The Providence Children and Youth Cabinet
While the battle rages at the national and local level about education reform and the most effective way to introduce change, a diverse group of stakeholders in Providence, Rhode Island, are collaborating in innovative ways to address the issue of college and career readiness.
The Providence Children and Youth Cabinet (CYC) is a coalition of more than seventy agencies and institutions dedicated to improving results for the city’s youngest residents from cradle to career. One of the CYC’s work groups, High School to College and Career (HSCC), represents higher education, community-based youth development and college access organizations, business/workforce development, the public school district, the state education department, and other stakeholders. Led by AISR’s Angela Romans and Rhode Island KIDS COUNT’s Stephanie Geller, HSCC’s goal is to generate real-world solutions to support college readiness. The group has supported the district’s participation in the U.S. Department of Education’s FAFSA Completion Project and developed communications tools for a district campaign around new, more challenging and controversial state high school graduation requirements. With the CYC housed at AISR, Providence is able to learn and apply lessons directly from the College Readiness Indicator Systems project, described in this issue of VUE.

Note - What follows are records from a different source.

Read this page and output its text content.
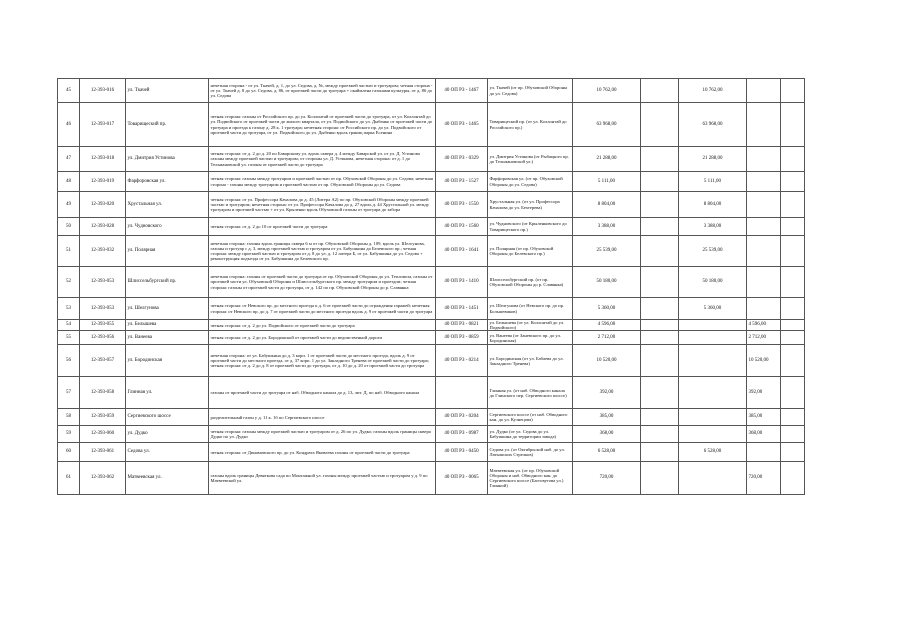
45	12-393-016	ул. Ткачей	нечетная сторона - от ул. Ткачей, д. 1, до ул. Седова, д. №, между проезжей частью и тротуаром; четная сторона - от ул. Ткачей д. 8 до ул. Седова, д. 86, от проезжей части до тротуара + окаймлена газонами культуры, от д. 86 до ул. Седова	40 ОП РЗ - 1467	ул. Ткачей (от пр. Обуховской Обороны до ул. Седова)	10 762,00		10 762,00		
46	12-393-017	Товарищеский пр.	четная сторона: газоны от Российского пр. до ул. Коллонтай от проезжей части до тротуара, от ул. Коллонтай до ул. Подвойского от проезжей части до жилого квартала, от ул. Подвойского до ул. Дыбенко от проезжей части до тротуара и проезда к газону д. 28 к. 1 тротуара; нечетная сторона: от Российского пр. до ул. Подвойского от проезжей части до тротуара, от ул. Подвойского до ул. Дыбенко вдоль границ парка Есенина	40 ОП РЗ - 1465	Товарищеский пр. (от ул. Коллонтай до Российского пр.)	63 968,00		63 968,00		
47	12-393-018	ул. Дмитрия Устинова	четная сторона: от д. 2 до д. 20 по Баварскому ул. вдоль сквера д. 4 между Баварской ул. от ул. Д. Устинова газоны между проезжей частью и тротуаром; от стороны ул. Д. Устинова, нечетная сторона: от д. 1 до Тельмановской ул. газоны от проезжей части до тротуара	40 ОП РЗ - 0329	ул. Дмитрия Устинова (от Рыбацкого пр. до Тельмановской ул.)	21 288,00		21 288,00		
48	12-393-019	Фарфоровская ул.	четная сторона: газоны между тротуаром и проезжей частью от пр. Обуховской Обороны до ул. Седова; нечетная сторона - газоны между тротуаром и проезжей частью от пр. Обуховской Обороны до ул. Седова	40 ОП РЗ - 1527	Фарфоровская ул. (от пр. Обуховской Обороны до ул. Седова)	5 111,00		5 111,00		
49	12-393-020	Хрустальная ул.	четная сторона: от ул. Профессора Качалова до д. 45 (Литера А2) по пр. Обуховской Обороны между проезжей частью и тротуаром; нечетная сторона: от ул. Профессора Качалова до д. 27 вдоль д. 44 Хрустальной ул. между тротуаром и проезжей частью + от ул. Крыленко вдоль Обуховской газоны от тротуара до забора	40 ОП РЗ - 1550	Хрустальная ул. (от ул. Профессора Качалова до ул. Бехтерева)	8 804,00		8 804,00		
50	12-393-028	ул. Чудновского	четная сторона: от д. 2 до 10 от проезжей части до тротуара	40 ОП РЗ - 1560	ул. Чудновского (от Крыленковского до Товарищеского пр.)	3 388,00		3 388,00		
51	12-393-032	ул. Полярная	нечетная сторона: газоны вдоль границы сквера 6 м от пр. Обуховской Обороны д. 109, вдоль ул. Шелгунова, газоны и тротуар с д. 3, между проезжей частью и тротуаром от ул. Бабушкина до Белевского пр.; четная сторона: между проезжей частью и тротуаром от д. 8 до ул. д. 12 литера Б, от ул. Бабушкина до ул. Седова + реконструкция подъезда от ул. Бабушкина до Белевского пр.	40 ОП РЗ - 1641	ул. Полярная (от пр. Обуховской Обороны до Белевского пр.)	25 539,00		25 539,00		
52	12-393-053	Шлиссельбургский пр.	нечетная сторона: газоны от проезжей части до тротуара от пр. Обуховской Обороны до ул. Тепловоза, газоны от проезжей части ул. Обуховской Обороны и Шлиссельбургского пр. между тротуаром и проездом; четная сторона: газоны от проезжей части до тротуара, от д. 142 по пр. Обуховской Обороны до р. Славянка	40 ОП РЗ - 1410	Шлиссельбургский пр. (от пр. Обуховской Обороны до р. Славянка)	50 180,00		50 180,00		
53	12-393-053	ул. Шелгунова	четная сторона: от Невского пр. до местного проезда к д. 6 от проезжей части до ограждения гаражей; нечетная сторона: от Невского пр. до д. 7 от проезжей части до местного проезда вдоль д. 9 от проезжей части до тротуара	40 ОП РЗ - 1451	ул. Шелгунова (от Невского пр. до пр. Большевиков)	5 360,00		5 360,00		
54	12-393-055	ул. Белышева	четная сторона: от д. 2 до ул. Подвойского от проезжей части до тротуара	40 ОП РЗ - 0821	ул. Белышева (от ул. Коллонтай до ул. Подвойского)	4 596,00			4 596,00	
55	12-393-056	ул. Ванеева	четная сторона: от д. 2 до ул. Бородинской от проезжей части до ведомственной дороги	40 ОП РЗ - 0859	ул. Ванеева (от Заневского пр. до ул. Бородинская)	2 712,00			2 712,00	
56	12-393-057	ул. Бородинская	нечетная сторона: от ул. Бабушкина до д. 3 корп. 1 от проезжей части до местного проезда, вдоль д. 9 от проезжей части до местного проезда, от д. 37 корп. 1 до ул. Закладного Тренева от проезжей части до тротуара; четная сторона: от д. 2 до д. 8 от проезжей части до тротуара, от д. 10 до д. 20 от проезжей части до тротуара	40 ОП РЗ - 0214	ул. Бородинская (от ул. Бабаева до ул. Закладного Тренева)	10 520,00			10 520,00	
57	12-393-058	Глинная ул.	газоны от проезжей части до тротуара от наб. Обводного канала до д. 13, лит. Д, по наб. Обводного канала		Глинная ул. (от наб. Обводного канала до Глинского пер. Сергиевского шоссе)	392,00			392,00	
58	12-393-059	Сергиевского шоссе	разделительный газон у д. 11 к. 1б по Сергиевского шоссе	40 ОП РЗ - 0204	Сергиевского шоссе (от наб. Обводного кан. до ул. Кузнецова)	385,00			385,00	
59	12-393-060	ул. Дудко	четная сторона: газоны между проезжей частью и тротуаром от д. 26 по ул. Дудко; газоны вдоль границы сквера Дудко по ул. Дудко	40 ОП РЗ - 0987	ул. Дудко (от ул. Седова до ул. Бабушкина до территории завода)	368,00			368,00	
60	12-393-061	Седова ул.	четная сторона: от Динамовского пр. до ул. Кондрата Яковлева газоны от проезжей части до тротуара	40 ОП РЗ - 0450	Седова ул. (от Октябрьской наб. до ул. Латышских Стрелков)	6 528,00		6 528,00		
61	12-393-062	Матвеевская ул.	газоны вдоль границы Девяткова сада по Монтажной ул. газоны между проезжей частью и тротуаром у д. 9 по Матвеевской ул.	40 ОП РЗ - 0065	Матвеевская ул. (от пр. Обуховской Обороны и наб. Обводного кан. до Сергиевского шоссе (Багговутова ул.) Глинной)	720,00			720,00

Two innovative approaches gaining traction in Providence have implications for other communities embarking upon a collective college readiness strategy. The first is a unique mechanism to share student-level data in order to tailor community-based and school-based supports for college-bound students. For decades, the inability of youth-serving agencies to understand the needs of their clients has lead to a “spray and pray” approach to programs and services with limited impact. Under a partnership service agreement with Providence Public Schools (PPSD) and using a new district data platform developed by Richer Picture, a software developer that helps schools to use technology to personalize teaching and learning, a consortium of HSCC members will not only be able to access data in real time to provide services, but will also reciprocate by providing the school department information to evaluate the effectiveness of different interventions.
This approach has allowed another innovation to emerge: a case management strategy for college readiness. Often employed in a mental health or family stability context, case management is also effective in bringing together partners to provide wraparound supports for students. In this system, HSCC members will intentionally provide specific supports aligned to students’ personal graduation plans, focusing on college readiness. The vision for a case management model for college and career readiness at PPSD came initially from Superintendent Susan Lusi. In its execution, the case management model will build the framework for what AISR refers to as a smart education system – a school district and multiple cross-sector stakeholders working in partnership to provide a comprehensive web of opportunities and supports for its students, inside and outside of schools – focused on college readiness.
The potential benefits of the innovations are many. With real-time data and a case management system, organizations can tailor their services more effectively to meet students’ needs, prioritize delivery to the neediest students and schools, and better document and quantify their impact.
The school district can finally understand which students are being served by the wide range of community organizations working in schools, evaluate which services are working well for kids, and identify and fill gaps in student supports and interventions. The model puts the district in a position to truly achieve college readiness for all by equitably matching school and community supports and interventions with student needs across the district.
We do anticipate challenges with these innovations. PPSD, like most urban districts, is stretched thin in many ways and may face capacity issues around coordinating the case management model at scale. Funding to support the ongoing use of Richer Picture data past a one-year pilot is still being sought. And many in the district are feeling the strain of the new high school graduation requirements, which could be seen by some as a competing priority to preparing students for college.
As a cradle-to-career collective, however, CYC’s HSCC work group members are helping keep the conversation focused past the immediate urgency in the district around high school graduation rates toward a broader vision for college and career readiness for all. Through pioneering college readiness case management buttressed by access to real-time, student-level data, we are building a system to ensure that our children and youth have equitable access to myriad community resources to prepare them for post-secondary opportunities and life in the twenty-first century.